Diabetes treatment targets stagnant in US since 2005, analysis shows over 1 in 4 adults with the disease remain undiagnosed
Significant advances over the past two decades have not effectively improved diabetes outcomes in particular for young, female and non-white adults with diabetes.
Millions in the US are affected by diabetes but advances over the past two decades have not translated into meaningful improvement in treatment outcomes. More than 1 in 4 adults with diabetes were not diagnosed and nearly 1 in 3 were not receiving appropriate care for their diabetes, shows analysis of data since 2005.
Diabetes is a major US public health burden, affecting 30.2 million adults, with an expected prevalence of 54 million by 2030. Diabetes treatment is generally focused on controlling blood sugar, blood pressure, and cholesterol level, as well as a no-smoking target. A new study by the Massachusetts General Hospital (MGH) now finds that the achievement of these treatment targets has not improved for US adults with diabetes since 2005.
“Fewer than one in four American adults with diagnosed diabetes achieve a controlled level of blood sugar, blood pressure, and cholesterol and do not smoke tobacco. Our results suggest that, despite major advances in diabetes drug discovery and movement to develop innovative care delivery models over the past two decades, the achievement of diabetes care targets has not improved in the US since 2005", says lead researcher Pooyan Kazemian, MGH Medical Practice Evaluation Center, and instructor in Medicine at Harvard Medical School (HMS).
The team analyzed the National Health and Nutrition Examination Survey (NHANES) cross-sectional data from 2005 to 2016. The researchers conducted statistical analyses on the data obtained from the Centers for Disease Control and Prevention (CDC) to evaluate the cascade of diabetes care in the US, which is defined as diabetes diagnosis, linkage to care and achievement of treatment targets.
“Our investigations noted that in the most recent period (2013-16), less than 1 in 4 US adults with diagnosed diabetes met the composite glycemic, blood pressure, cholesterol, and non-smoking target. In addition, we found that none of the US diabetes care variables improved from 2005 to 2016,” says the study published in JAMA Internal Medicine.
According to the researchers, treatment advances in diabetes can meaningfully improve outcomes only if they effectively reach the populations at risk.
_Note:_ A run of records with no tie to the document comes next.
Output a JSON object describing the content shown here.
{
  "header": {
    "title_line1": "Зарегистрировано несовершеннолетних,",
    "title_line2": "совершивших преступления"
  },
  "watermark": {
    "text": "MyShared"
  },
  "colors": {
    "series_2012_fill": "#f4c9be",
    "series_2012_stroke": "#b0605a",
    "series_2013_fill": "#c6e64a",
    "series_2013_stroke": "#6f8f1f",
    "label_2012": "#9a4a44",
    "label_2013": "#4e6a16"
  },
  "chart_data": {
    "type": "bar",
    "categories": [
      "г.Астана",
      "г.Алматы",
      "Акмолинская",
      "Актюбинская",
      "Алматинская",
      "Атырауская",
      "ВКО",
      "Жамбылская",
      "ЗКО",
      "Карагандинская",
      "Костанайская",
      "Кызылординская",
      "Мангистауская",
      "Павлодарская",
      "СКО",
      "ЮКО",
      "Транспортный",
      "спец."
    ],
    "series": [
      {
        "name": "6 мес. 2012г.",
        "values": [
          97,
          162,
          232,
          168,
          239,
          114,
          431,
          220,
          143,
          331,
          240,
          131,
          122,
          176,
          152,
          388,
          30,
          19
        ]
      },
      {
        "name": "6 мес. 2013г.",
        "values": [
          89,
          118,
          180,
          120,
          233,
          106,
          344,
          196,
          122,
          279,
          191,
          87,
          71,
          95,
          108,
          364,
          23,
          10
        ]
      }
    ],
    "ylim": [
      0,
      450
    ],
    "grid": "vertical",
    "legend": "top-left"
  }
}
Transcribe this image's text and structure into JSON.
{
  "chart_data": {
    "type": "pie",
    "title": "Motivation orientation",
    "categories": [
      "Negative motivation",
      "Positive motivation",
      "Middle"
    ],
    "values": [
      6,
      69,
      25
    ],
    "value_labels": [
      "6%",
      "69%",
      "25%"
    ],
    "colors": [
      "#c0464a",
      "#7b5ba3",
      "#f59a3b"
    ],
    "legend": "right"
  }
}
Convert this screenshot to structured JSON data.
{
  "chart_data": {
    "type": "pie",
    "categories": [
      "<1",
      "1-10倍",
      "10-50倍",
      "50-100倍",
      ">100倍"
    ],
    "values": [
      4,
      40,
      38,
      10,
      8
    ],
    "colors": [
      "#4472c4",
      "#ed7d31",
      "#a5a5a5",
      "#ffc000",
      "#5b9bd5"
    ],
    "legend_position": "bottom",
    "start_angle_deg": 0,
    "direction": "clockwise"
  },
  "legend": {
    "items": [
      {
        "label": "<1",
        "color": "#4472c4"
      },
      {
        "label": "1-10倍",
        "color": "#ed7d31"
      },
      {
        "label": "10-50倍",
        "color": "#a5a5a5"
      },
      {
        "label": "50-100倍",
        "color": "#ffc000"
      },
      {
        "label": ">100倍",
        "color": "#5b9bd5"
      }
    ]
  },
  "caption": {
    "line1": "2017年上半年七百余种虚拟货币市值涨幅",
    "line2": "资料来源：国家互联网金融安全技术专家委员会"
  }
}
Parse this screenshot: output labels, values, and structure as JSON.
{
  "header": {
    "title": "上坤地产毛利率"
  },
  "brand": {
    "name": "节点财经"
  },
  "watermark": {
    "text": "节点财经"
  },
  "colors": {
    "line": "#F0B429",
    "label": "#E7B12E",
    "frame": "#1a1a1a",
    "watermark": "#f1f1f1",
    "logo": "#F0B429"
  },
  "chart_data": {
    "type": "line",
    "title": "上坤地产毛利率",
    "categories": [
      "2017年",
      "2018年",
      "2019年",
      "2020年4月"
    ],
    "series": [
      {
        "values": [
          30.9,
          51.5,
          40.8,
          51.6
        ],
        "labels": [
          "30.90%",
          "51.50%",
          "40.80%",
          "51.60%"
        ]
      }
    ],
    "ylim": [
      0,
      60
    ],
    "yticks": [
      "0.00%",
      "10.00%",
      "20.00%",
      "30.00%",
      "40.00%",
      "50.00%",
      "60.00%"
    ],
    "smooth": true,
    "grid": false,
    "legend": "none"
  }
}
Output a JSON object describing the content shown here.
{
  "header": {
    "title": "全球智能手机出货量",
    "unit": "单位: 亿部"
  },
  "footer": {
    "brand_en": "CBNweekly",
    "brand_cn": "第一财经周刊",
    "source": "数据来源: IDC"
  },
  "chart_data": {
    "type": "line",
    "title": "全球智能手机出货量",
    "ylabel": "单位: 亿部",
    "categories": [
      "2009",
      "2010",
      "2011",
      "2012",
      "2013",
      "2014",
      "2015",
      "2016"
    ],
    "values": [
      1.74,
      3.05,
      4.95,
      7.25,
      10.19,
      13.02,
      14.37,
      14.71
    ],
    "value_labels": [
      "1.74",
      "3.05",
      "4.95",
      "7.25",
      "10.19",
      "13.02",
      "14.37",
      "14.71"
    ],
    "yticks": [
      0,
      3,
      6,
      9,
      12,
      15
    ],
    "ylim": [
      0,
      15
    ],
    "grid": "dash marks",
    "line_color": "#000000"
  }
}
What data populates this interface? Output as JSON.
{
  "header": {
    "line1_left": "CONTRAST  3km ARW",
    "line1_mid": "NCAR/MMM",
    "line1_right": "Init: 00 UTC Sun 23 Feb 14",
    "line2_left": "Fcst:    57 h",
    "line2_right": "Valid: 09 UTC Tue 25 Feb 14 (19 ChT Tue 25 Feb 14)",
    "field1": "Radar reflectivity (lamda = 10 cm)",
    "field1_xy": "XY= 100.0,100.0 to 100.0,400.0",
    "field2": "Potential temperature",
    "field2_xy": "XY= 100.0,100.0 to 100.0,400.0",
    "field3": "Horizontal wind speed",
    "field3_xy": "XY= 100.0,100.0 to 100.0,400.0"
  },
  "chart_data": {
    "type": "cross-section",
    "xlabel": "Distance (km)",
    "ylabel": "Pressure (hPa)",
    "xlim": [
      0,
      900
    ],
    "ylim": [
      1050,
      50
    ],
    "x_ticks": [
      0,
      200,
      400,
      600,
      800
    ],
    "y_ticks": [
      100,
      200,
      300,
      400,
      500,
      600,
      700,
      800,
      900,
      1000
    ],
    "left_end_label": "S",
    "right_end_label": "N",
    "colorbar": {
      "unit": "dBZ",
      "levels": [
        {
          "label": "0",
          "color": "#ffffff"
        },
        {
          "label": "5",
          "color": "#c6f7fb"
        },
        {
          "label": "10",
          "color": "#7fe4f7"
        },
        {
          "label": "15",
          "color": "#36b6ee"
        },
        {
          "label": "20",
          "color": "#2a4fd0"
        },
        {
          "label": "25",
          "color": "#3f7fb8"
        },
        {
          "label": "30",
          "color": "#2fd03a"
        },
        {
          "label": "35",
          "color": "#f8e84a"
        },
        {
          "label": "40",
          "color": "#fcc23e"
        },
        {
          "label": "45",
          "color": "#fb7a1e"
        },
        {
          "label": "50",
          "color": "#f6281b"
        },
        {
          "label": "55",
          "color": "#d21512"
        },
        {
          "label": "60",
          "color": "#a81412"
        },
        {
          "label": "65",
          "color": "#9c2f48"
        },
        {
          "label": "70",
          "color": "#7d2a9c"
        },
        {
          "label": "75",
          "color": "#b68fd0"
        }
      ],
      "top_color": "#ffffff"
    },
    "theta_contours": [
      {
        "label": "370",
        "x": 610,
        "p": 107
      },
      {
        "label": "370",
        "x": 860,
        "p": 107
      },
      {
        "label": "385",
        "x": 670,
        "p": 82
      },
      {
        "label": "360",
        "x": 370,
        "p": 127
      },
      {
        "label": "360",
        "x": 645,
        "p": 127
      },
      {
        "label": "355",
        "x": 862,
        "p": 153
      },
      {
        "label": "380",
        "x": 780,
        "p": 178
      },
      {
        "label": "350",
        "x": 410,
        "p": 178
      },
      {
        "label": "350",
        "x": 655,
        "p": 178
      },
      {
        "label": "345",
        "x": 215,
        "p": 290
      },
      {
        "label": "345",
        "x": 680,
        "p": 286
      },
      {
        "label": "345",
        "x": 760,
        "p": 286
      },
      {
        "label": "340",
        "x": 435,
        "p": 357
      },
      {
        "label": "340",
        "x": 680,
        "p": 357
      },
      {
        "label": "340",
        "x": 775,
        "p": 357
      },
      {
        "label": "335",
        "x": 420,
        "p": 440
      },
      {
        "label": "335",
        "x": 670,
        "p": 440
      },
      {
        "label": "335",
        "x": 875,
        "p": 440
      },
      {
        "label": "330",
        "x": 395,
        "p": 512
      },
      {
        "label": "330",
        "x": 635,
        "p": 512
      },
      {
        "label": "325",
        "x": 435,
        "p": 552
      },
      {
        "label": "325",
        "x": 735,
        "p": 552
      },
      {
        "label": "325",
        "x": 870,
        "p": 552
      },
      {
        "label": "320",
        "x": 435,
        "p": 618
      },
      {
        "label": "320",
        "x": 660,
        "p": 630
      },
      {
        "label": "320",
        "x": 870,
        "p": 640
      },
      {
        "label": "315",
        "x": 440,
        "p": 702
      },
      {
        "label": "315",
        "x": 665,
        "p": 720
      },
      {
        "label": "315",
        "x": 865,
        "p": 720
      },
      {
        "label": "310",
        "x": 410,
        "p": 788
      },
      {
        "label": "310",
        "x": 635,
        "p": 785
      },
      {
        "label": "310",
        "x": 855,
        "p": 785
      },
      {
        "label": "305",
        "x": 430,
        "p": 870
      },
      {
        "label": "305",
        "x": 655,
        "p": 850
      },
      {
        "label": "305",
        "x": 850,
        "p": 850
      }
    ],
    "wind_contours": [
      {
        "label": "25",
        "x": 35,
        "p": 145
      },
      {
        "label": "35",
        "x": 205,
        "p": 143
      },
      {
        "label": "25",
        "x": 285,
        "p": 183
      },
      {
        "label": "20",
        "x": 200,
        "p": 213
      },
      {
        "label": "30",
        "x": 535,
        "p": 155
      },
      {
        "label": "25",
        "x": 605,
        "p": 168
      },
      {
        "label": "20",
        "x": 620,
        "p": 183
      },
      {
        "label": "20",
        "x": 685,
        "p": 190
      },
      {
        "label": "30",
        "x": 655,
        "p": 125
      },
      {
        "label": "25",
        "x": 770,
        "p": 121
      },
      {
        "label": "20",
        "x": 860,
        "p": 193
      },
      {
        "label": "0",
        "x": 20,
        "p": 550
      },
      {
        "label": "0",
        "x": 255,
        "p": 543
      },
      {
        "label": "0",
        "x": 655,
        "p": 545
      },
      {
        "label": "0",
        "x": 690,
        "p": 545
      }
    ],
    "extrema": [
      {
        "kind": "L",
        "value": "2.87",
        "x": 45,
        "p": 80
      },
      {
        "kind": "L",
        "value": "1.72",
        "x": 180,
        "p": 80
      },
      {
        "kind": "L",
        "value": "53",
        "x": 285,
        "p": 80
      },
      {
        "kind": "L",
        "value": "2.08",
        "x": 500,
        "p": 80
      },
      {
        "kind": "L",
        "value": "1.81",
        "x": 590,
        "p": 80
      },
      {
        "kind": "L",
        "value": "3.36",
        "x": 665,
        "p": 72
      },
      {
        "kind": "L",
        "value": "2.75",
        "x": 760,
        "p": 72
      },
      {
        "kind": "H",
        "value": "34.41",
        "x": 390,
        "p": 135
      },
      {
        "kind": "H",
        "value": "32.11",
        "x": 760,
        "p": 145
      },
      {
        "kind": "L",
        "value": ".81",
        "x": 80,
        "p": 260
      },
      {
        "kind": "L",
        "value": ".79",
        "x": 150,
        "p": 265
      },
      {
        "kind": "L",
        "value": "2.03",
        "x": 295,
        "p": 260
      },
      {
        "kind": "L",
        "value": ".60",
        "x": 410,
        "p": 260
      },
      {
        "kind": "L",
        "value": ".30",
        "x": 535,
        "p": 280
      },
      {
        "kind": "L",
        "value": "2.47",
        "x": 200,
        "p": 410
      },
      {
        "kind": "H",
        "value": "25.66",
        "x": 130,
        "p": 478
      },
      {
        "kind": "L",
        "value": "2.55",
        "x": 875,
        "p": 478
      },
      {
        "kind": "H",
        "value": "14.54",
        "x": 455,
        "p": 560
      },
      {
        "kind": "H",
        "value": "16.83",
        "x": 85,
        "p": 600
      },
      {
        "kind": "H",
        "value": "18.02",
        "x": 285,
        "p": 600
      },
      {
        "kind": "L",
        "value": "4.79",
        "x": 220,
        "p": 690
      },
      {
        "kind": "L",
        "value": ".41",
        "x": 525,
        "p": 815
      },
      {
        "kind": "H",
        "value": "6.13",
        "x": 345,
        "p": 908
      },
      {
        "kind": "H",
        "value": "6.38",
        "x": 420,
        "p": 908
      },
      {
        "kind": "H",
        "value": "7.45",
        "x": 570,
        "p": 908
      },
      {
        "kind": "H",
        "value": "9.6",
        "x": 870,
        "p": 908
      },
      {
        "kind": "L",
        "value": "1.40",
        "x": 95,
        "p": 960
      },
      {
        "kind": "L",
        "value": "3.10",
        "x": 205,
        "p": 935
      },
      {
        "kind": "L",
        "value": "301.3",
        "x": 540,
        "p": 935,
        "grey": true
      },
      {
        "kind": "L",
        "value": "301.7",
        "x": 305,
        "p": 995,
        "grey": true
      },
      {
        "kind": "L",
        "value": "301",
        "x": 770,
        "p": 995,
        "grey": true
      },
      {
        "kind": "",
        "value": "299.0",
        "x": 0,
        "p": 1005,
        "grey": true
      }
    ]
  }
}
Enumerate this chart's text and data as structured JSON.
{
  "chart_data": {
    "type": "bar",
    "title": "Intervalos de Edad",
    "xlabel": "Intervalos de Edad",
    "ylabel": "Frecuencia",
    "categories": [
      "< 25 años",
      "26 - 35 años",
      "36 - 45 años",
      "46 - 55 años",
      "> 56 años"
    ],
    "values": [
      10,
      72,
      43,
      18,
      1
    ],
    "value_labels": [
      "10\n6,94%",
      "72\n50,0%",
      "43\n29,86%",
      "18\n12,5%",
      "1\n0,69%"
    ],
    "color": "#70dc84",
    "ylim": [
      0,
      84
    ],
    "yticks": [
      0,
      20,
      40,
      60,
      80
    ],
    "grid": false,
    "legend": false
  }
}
However, the results, the team says, suggest that recent advances in diabetes treatment have not effectively reached the populations at risk and calls for an immediate need for better approaches to diabetes care delivery, including a continued focus on reaching underserved populations with persistent disparities in care.
Lack of health insurance, high drug costs responsible for unmet targets
The research team also investigated potential age, gender, and racial disparities in diabetes care. They found that specific populations had persistent gaps in meeting diabetes care targets over the study period. The findings reveal that younger age (18-44), female and non-white adults with diabetes had lower odds of achieving the composite blood sugar, blood pressure, cholesterol, and non-smoking target.
“Given that diabetes morbidity and mortality are mainly due to complications that accumulate over time, interventions to promote early control of risk factors for young adults with diabetes should be further expanded. Also, access to care and sex disparities in the treatment of cardiac risk factors may have contributed to the sex disparities,” the findings state.
Insurance coverage was the strongest indicator of diagnosis, linkage, and achievement of diabetes treatment targets. According to the research team, barriers accessing healthcare, including lack of health insurance and high drug costs, remain significant factors that have not been adequately addressed.
“More-frequent diabetes screening, expanded access to care and health insurance, and interventions to improve patients’ adherence to medication and to reduce clinical inertia must remain strategies to improve diabetes outcomes in the US,” recommend the researchers.
They add, “lack of access to care may be an important modifiable factor. Cholesterol level control and achievement of the composite goals were better among adults who were linked to diabetes care compared with those who were not linked or diagnosed.”